Various water and meteorological parameters related to the Long Bay area are collected in realtime through several partner organizations. Here you can find up-to-date observations related to dissolved oxygen concentrations, salinity, water temperature, wave speed, direction, weather information and more through the data displayed or by clicking on one of the following links. These data will provide a general idea of the current conditions in the area.
Observations from Springmaid PierMonthly data files in CSV(Comma Separated Value)/Excel format
Time series graph products
Data from the Springmaid Pier sensor package is currently not available in real-time. However data are being continually collected and archived. These will be made available in the monthly CSV/Excel format and graph products noted above in the near future. Efforts are presently being made to restore the real-time reporting capabilities of the sensor.

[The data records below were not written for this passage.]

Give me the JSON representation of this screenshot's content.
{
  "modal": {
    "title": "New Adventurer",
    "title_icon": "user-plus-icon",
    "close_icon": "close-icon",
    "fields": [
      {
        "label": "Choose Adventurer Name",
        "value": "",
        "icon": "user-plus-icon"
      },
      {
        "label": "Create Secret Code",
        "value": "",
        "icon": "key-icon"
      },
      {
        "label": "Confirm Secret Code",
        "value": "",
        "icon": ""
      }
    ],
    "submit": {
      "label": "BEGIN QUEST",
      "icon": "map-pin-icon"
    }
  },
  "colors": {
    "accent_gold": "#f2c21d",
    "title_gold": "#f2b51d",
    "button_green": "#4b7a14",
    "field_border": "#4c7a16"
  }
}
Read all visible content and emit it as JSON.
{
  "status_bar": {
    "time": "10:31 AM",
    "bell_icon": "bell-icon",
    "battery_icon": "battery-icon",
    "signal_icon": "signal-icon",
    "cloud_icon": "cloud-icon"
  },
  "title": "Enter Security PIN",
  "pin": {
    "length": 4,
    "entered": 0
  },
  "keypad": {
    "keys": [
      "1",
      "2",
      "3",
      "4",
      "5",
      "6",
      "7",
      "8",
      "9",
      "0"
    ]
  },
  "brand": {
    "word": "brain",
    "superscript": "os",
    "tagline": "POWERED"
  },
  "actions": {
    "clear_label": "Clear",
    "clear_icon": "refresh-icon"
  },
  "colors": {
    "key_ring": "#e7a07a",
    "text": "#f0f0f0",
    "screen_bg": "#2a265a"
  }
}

In July of 2004, fishing pier owners along the Grand Strand began reporting unusually large catches of Southern Flounder at their respective fishing piers. Water quality data suggests this anomaly was a direct response to hypoxic conditions that initiated offshore and moved inshore, effectively herding the flounder toward the coast. In response to the "Grand Strand Flounder Anomaly of 2004", the South Carolina Department of Natural Resources (SCDNR) in cooperation with the owners of Apache Pier have installed a real-time temperature and salinity (conductivity) monitoring station. One sonde has been positioned near the bottom and the other has been installed on a float so as to remain near the surface regardless of tide level. These sondes collect and transmit real-time temperature and salinity measurements every fifteen minutes, 24 hours a day, to this website. It is our hope that this monitoring station will serve as an early warning device to alert the proper authorities to future low dissolved oxygen events. In addition, this station will serve the fishing public by supplying real-time water conditions continuously through out the year.
Read the Interactive Map Tutorial for help with the map's features.
The Southeast Atlantic Coastal Ocean Observing System (SEACOOS) is a regional partnership formed to foster and promote the development of the coastal observing system for the Southeastern U.S. (NC, SC, GA, FL), and to advance scientific understanding of the SE coastal ocean processes and systems. SEACOOS will support the national need for improved environmental information from the coastal ocean, and facilitate access to this information for the Southeastern Atlantic region. SEACOOS has been organized around the four central functions (or sub-systems) defined in various integrated ocean observation system (IOOS) planning documents: Observations; Modeling; Information Management; and Outreach and Education. Near-realtime oceanographic and meteorological data, as well as modeling applications are available on the website.
The Carolinas Coastal Ocean Observing and Prediction System (Caro-COOPS) is based upon an instrumented array of coastal and offshore moorings, which are being deployed off of the coast of the Carolinas. The information from this observing system will be used to monitor and model estuarine and coastal ocean conditions, as well as develop predictive tools and ultimately forecasts for coastal managers. Caro-COOPS also includes a sophisticated information management infrastructure designed to process and deliver information to a variety of public users, as well as to model applications. Near-realtime oceanographic and meteorological data, as well as modeling applications are available on the website.
The University of North Carolina Wilmington's Coastal Ocean Research and Monitoring Program (CORMP) was initiated as a research and observation program focusing on the collection of data applicable to physical and ecological predictive models, fisheries sustainability, and habitat quality. CORMP capitalizes on a combination of instrumented moorings, remote sensing and ecosystem models, and traditional ship-based observations to establish baseline conditions, identify responses to stochastic events, predict and verify long-term trends and identify linkages among coastal ocean ecosystem components. Near-realtime oceanographic and meteorological data, as well as modeling applications are available on the website.
Carolinas Coast (beta)
A partnership among Caro-COOPS, CORMP, SEACOOS, and the NOAA NWS Wilmington Weather Forecast Office, Carolinas Coast is a "one-stop shop" for coastal, resource, and emergency managers; mariners; educators; beach goers; and other prospective ocean and coastal user groups. From the website, the maritime community will have access to a wide range of near real-time and archived marine observations. Near real-time data on coastal weather and oceanographic conditions, tides, forecasts, and coastal hazards are available on the website.
Real-time streamflow data for South Carolina typically are recorded at 15-60 minute intervals, stored onsite, and then transmitted to USGS offices every 1 to 4 hours. Data from real-time sites are relayed to USGS offices via satellite, telephone, and/or radio and are available for viewing within minutes of arrival.
Real-time water-quality data are returned directly from field instruments. Instantaneous data are recorded at 5-minute to 1-hour intervals and uploaded to the data base every 4 hours.